I think Arun is right; the approach in 3665-1 wouldn't have accomplished what it set out to do, anyway. Attached a patch removing the Configurable stuff.
I tested 3665-2 with my specific use case (NullWritable in reduced key) and it is working fine! Thanks guys.
BTW: Shouldn't this issue be renamed to something more descriptive?
-1 overall. Here are the results of testing the latest attachment
http://issues.apache.org/jira/secure/attachment/12385142/3665-2.patch against trunk revision 673445. +1 @author. The patch does not contain any @author tags. +1 tests included. The patch appears to include 3 new or modified tests. +1 javadoc. The javadoc tool did not generate any warning messages. +1 javac. The applied patch does not increase the total number of javac compiler warnings. +1 findbugs. The patch does not introduce any new Findbugs warnings. +1 release audit. The applied patch does not increase the total number of release audit warnings. +1 core tests. The patch passed core unit tests. -1 contrib tests. The patch failed contrib unit tests. Test results: http://hudson.zones.apache.org/hudson/job/Hadoop-Patch/2784/testReport/ This message is automatically generated. Looks good.

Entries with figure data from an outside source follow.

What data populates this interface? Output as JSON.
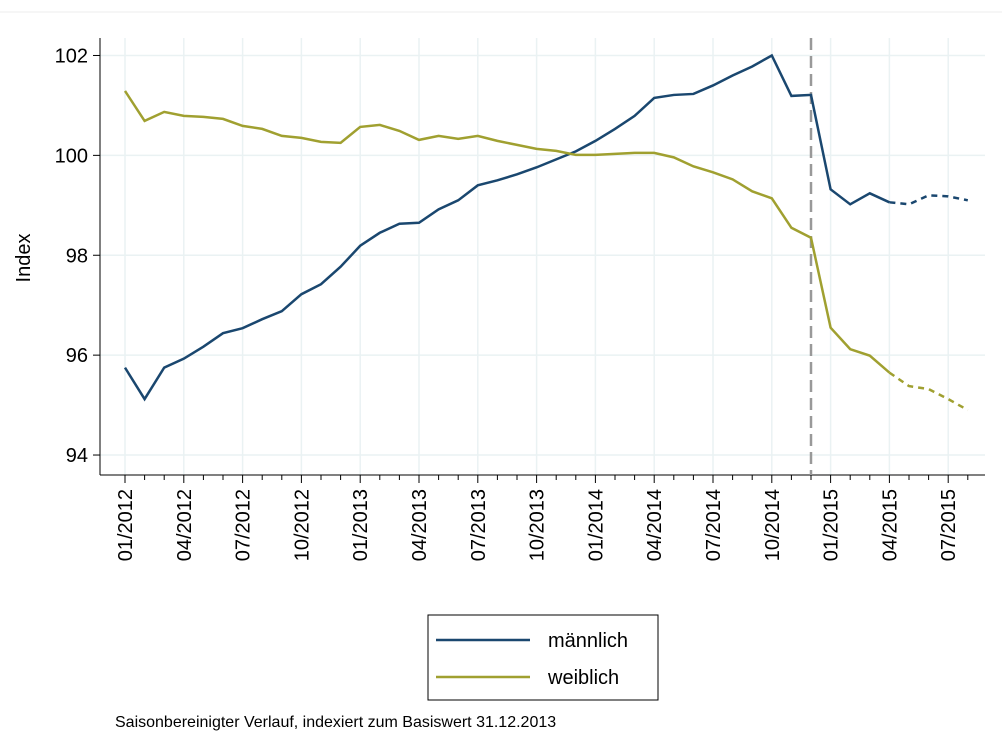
{
  "chart_data": {
    "type": "line",
    "y_label": "Index",
    "note": "Saisonbereinigter Verlauf, indexiert zum Basiswert 31.12.2013",
    "categories": [
      "01/2012",
      null,
      null,
      "04/2012",
      null,
      null,
      "07/2012",
      null,
      null,
      "10/2012",
      null,
      null,
      "01/2013",
      null,
      null,
      "04/2013",
      null,
      null,
      "07/2013",
      null,
      null,
      "10/2013",
      null,
      null,
      "01/2014",
      null,
      null,
      "04/2014",
      null,
      null,
      "07/2014",
      null,
      null,
      "10/2014",
      null,
      null,
      "01/2015",
      null,
      null,
      "04/2015",
      null,
      null,
      "07/2015",
      null
    ],
    "series": [
      {
        "name": "männlich",
        "color": "#1a476f",
        "values": [
          95.75,
          95.12,
          95.75,
          95.93,
          96.17,
          96.44,
          96.54,
          96.72,
          96.88,
          97.22,
          97.42,
          97.77,
          98.19,
          98.45,
          98.63,
          98.65,
          98.92,
          99.1,
          99.4,
          99.5,
          99.62,
          99.76,
          99.92,
          100.08,
          100.29,
          100.53,
          100.79,
          101.15,
          101.21,
          101.23,
          101.4,
          101.6,
          101.78,
          102.0,
          101.19,
          101.21,
          99.32,
          99.02,
          99.24,
          99.06,
          99.02,
          99.2,
          99.18,
          99.1
        ]
      },
      {
        "name": "weiblich",
        "color": "#a0a030",
        "values": [
          101.29,
          100.69,
          100.87,
          100.79,
          100.77,
          100.73,
          100.59,
          100.53,
          100.39,
          100.35,
          100.27,
          100.25,
          100.57,
          100.61,
          100.49,
          100.31,
          100.39,
          100.33,
          100.39,
          100.29,
          100.21,
          100.13,
          100.09,
          100.01,
          100.01,
          100.03,
          100.05,
          100.05,
          99.96,
          99.78,
          99.66,
          99.52,
          99.28,
          99.14,
          98.55,
          98.35,
          96.55,
          96.12,
          95.99,
          95.65,
          95.38,
          95.32,
          95.12,
          94.9
        ]
      }
    ],
    "dashed_from_index": 39,
    "reference_line": {
      "category_index": 35,
      "color": "#999999",
      "style": "dashed"
    },
    "ylim": [
      93.6,
      102.35
    ],
    "yticks": [
      94,
      96,
      98,
      100,
      102
    ],
    "grid": true,
    "legend": "bottom"
  }
}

I think we should just go ahead and mark this as an incompatible change for the fact that the key1/key2 fields aren't constructed for the protected WritableComparator constructor, a break from the past.

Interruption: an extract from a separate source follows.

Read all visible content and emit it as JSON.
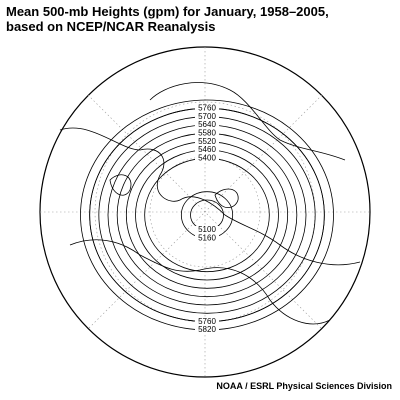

Integrated in Hadoop-trunk #581 (See http://hudson.zones.apache.org/hudson/job/Hadoop-trunk/581/
|
||||||||||||||||||||||||||||||||||||||||||||||||||||||||||||||||||||||||||||||||||||||||||||||
Still there are few questions/notes opened I think:
1) There is no clear way how to learn whether particular WritableComparator can be instantiated or not. There should be some new interface introduced for singletons.

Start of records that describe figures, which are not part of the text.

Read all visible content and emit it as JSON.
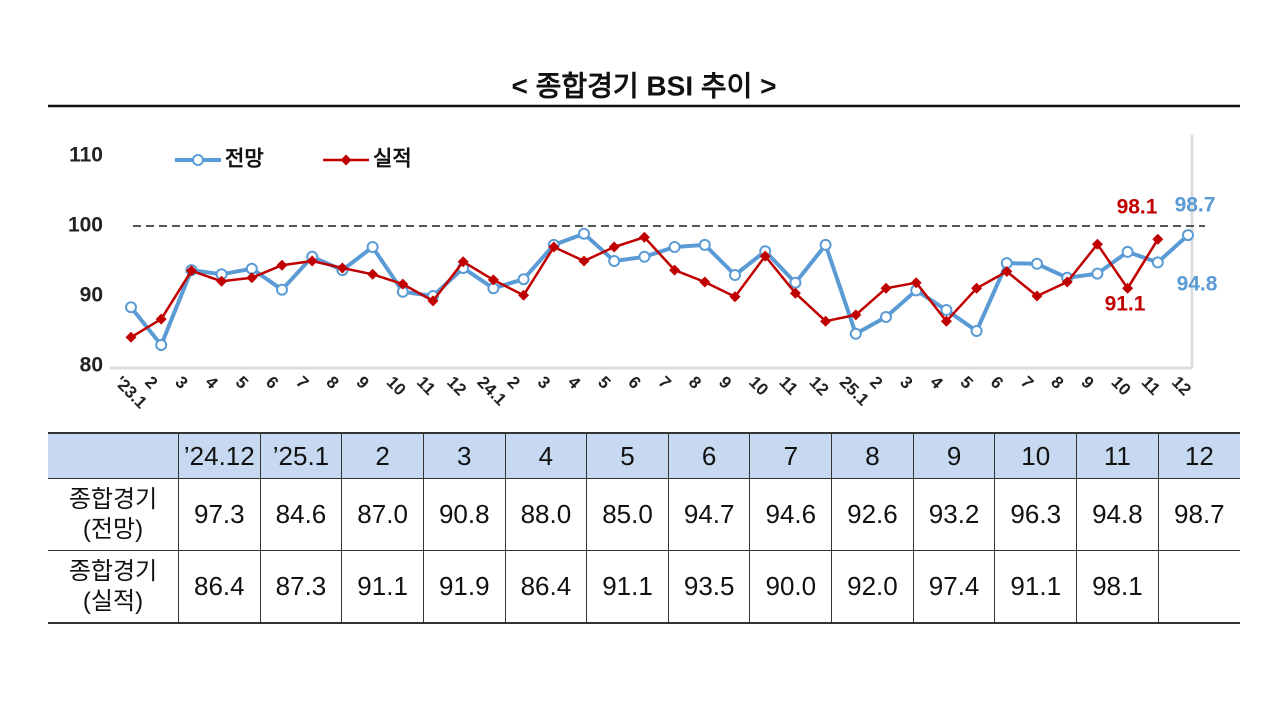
{
  "title": "< 종합경기 BSI 추이 >",
  "chart_data": {
    "type": "line",
    "categories": [
      "'23.1",
      "2",
      "3",
      "4",
      "5",
      "6",
      "7",
      "8",
      "9",
      "10",
      "11",
      "12",
      "24.1",
      "2",
      "3",
      "4",
      "5",
      "6",
      "7",
      "8",
      "9",
      "10",
      "11",
      "12",
      "25.1",
      "2",
      "3",
      "4",
      "5",
      "6",
      "7",
      "8",
      "9",
      "10",
      "11",
      "12"
    ],
    "series": [
      {
        "name": "전망",
        "color": "#5b9bd5",
        "marker": "circle",
        "values": [
          88.4,
          83.0,
          93.7,
          93.1,
          93.9,
          90.9,
          95.6,
          93.7,
          97.0,
          90.6,
          90.0,
          94.0,
          91.1,
          92.4,
          97.3,
          98.9,
          95.0,
          95.6,
          97.0,
          97.3,
          93.0,
          96.4,
          91.9,
          97.3,
          84.6,
          87.0,
          90.8,
          88.0,
          85.0,
          94.7,
          94.6,
          92.6,
          93.2,
          96.3,
          94.8,
          98.7
        ],
        "value_labels": [
          null,
          null,
          null,
          null,
          null,
          null,
          null,
          null,
          null,
          null,
          null,
          null,
          null,
          null,
          null,
          null,
          null,
          null,
          null,
          null,
          null,
          null,
          null,
          null,
          null,
          null,
          null,
          null,
          null,
          null,
          null,
          null,
          null,
          null,
          "94.8",
          "98.7"
        ]
      },
      {
        "name": "실적",
        "color": "#c00000",
        "marker": "diamond",
        "values": [
          84.1,
          86.7,
          93.6,
          92.1,
          92.6,
          94.4,
          95.0,
          94.0,
          93.1,
          91.7,
          89.3,
          94.9,
          92.3,
          90.1,
          97.0,
          95.0,
          97.0,
          98.4,
          93.7,
          92.0,
          89.9,
          95.7,
          90.4,
          86.4,
          87.3,
          91.1,
          91.9,
          86.4,
          91.1,
          93.5,
          90.0,
          92.0,
          97.4,
          91.1,
          98.1,
          null
        ],
        "value_labels": [
          null,
          null,
          null,
          null,
          null,
          null,
          null,
          null,
          null,
          null,
          null,
          null,
          null,
          null,
          null,
          null,
          null,
          null,
          null,
          null,
          null,
          null,
          null,
          null,
          null,
          null,
          null,
          null,
          null,
          null,
          null,
          null,
          null,
          "91.1",
          "98.1",
          null
        ]
      }
    ],
    "ylim": [
      80,
      110
    ],
    "yticks": [
      80,
      90,
      100,
      110
    ],
    "reference_line": 100,
    "legend": "top-left"
  },
  "table": {
    "header": [
      "’24.12",
      "’25.1",
      "2",
      "3",
      "4",
      "5",
      "6",
      "7",
      "8",
      "9",
      "10",
      "11",
      "12"
    ],
    "rows": [
      {
        "label": [
          "종합경기",
          "(전망)"
        ],
        "cells": [
          "97.3",
          "84.6",
          "87.0",
          "90.8",
          "88.0",
          "85.0",
          "94.7",
          "94.6",
          "92.6",
          "93.2",
          "96.3",
          "94.8",
          "98.7"
        ]
      },
      {
        "label": [
          "종합경기",
          "(실적)"
        ],
        "cells": [
          "86.4",
          "87.3",
          "91.1",
          "91.9",
          "86.4",
          "91.1",
          "93.5",
          "90.0",
          "92.0",
          "97.4",
          "91.1",
          "98.1"
        ]
      }
    ]
  }
}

2) It is not clear if key value can be of zero length. For NullWritable it make sense but it has nothing to do with the fact that it is a singleton I think.
3) I found other two classes implementing WritableComparable having private or protected constructor. These are ID and TaskID. Since they are both WritableComparable they may be used as a key (I can not tell if there is any point in such use case but technically it should be possible). This patch DOES NOT fixes such use case in any way.
Giving these notes together I can see the following conclusion:
Going forward it should be possible to learn if WritableComparable:
a) can be used as a key
b) can have zero length
c) can be instantiated using constructor and if not then what is the way to get the instance.